AW: AW: AW: AW: AW: ZFS: Corrupted pool metadata after adding
vdev to a pool - no opportunity to rescue data from healthy vdevs? Remove
a vdev? Rewrite metadata?
Volodymyr Kostyrko
c.kworr at gmail.com
Tue Sep 18 13:19:40 UTC 2012
18.09.2012 13:28, Daniel Kalchev wrote:
>> From my point of view all hype about moving to 4k sectors is highly
>> irrelevant to ZFS and current products on the market.
>>
>> 1. ZFS tends to use big recordsize for storing any data. This means
>> most files on your drives are already stored in 128k sectors. Storing
>> small tails in 512b or 4k sectors shouldn't give big difference.
>
> Truth is, ZFS will write blocks of size from your media sector size up
> to 128K.
>
> The problem is that ZFS writes these records (even 128K) aligned to the
> sector size.
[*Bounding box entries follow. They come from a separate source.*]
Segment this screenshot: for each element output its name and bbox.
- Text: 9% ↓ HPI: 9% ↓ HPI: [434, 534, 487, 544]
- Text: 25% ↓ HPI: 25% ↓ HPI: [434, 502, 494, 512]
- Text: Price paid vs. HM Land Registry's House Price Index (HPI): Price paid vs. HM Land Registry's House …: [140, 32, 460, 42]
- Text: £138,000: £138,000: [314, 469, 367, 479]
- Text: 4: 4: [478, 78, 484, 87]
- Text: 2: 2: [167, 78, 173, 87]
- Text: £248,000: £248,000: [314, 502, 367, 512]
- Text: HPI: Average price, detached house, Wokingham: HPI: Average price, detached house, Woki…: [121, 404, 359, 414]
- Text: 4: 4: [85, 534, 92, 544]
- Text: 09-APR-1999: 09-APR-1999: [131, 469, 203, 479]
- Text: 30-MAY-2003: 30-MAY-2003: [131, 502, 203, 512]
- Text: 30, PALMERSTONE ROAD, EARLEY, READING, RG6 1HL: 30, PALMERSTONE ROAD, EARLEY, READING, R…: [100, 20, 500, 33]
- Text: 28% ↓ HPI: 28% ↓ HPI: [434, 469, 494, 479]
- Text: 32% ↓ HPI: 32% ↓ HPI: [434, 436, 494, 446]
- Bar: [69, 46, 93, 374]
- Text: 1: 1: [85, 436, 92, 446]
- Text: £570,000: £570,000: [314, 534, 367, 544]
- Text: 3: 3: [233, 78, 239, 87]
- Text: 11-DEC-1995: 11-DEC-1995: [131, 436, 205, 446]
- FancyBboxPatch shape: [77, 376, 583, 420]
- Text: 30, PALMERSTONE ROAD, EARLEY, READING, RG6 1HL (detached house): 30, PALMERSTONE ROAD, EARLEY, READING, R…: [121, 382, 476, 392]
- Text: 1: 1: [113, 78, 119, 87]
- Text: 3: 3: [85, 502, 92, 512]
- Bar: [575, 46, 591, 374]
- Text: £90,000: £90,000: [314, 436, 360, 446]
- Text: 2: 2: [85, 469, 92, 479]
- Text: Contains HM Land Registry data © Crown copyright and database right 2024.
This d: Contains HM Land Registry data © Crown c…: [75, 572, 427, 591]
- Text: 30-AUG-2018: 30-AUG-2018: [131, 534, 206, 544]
So, once you write some data that is under 4k, your pool
> will become misaligned.
Not exactly. https://blogs.oracle.com/bonwick/entry/space_maps
1. ZFS divides the space on each virtual device into a few hundred
metaslabs.
2. As Metaslabs are quite big so it's quite logical to make them aligned
with high ashift value (I miss documentations on wheter this is true,
but at least they should be dividable by 128k as this is default
recordsize).
3. In each metaslab all space allocation is done through space maps. I
have no documentation on this one either but due to a presence of gang
blocks in ZFS specification all new allocation should be aligned to 128k
if we are allocating 128k block, aligned to 64k if we are allocating 64k
block and so on (yet again, I miss documentation on wheter this is true,
but as far I understand Solaris way it's more practical to have data
aligned then later dealing with it).
I'm bad at reading code so I can't really say how allocations are
aligned on ZFS metaslabs, but function dealing with metaslab allocation
takes one 'align' variable.
>> 2. For older drives each drive should be partitioned with respect to
>> 4k sectors. This is what -a option of gpart does: it aligns created
>> partitions to 4k sector bounds. But half a year ago I already found
>> some drives that can auto-shift all disk transactions to optimize read
>> and write performance. Courtesy of Microsoft Windows, OS that does not
>> care about anything not written in license terms, same as the users
>> do, so using this drives would be more straightforward and would not
>> cause decent pain to IT stuff about realigning partitions the way it
>> would just work.
>>
>
> This is only hype. There is no way any disk firmware can shift any
> transactions.
How about Seagate Smart Align? It's documented to do so. I haven't
touched any Seagate drives as I don't like them anyway...
--
Sphinx of black quartz judge my vow.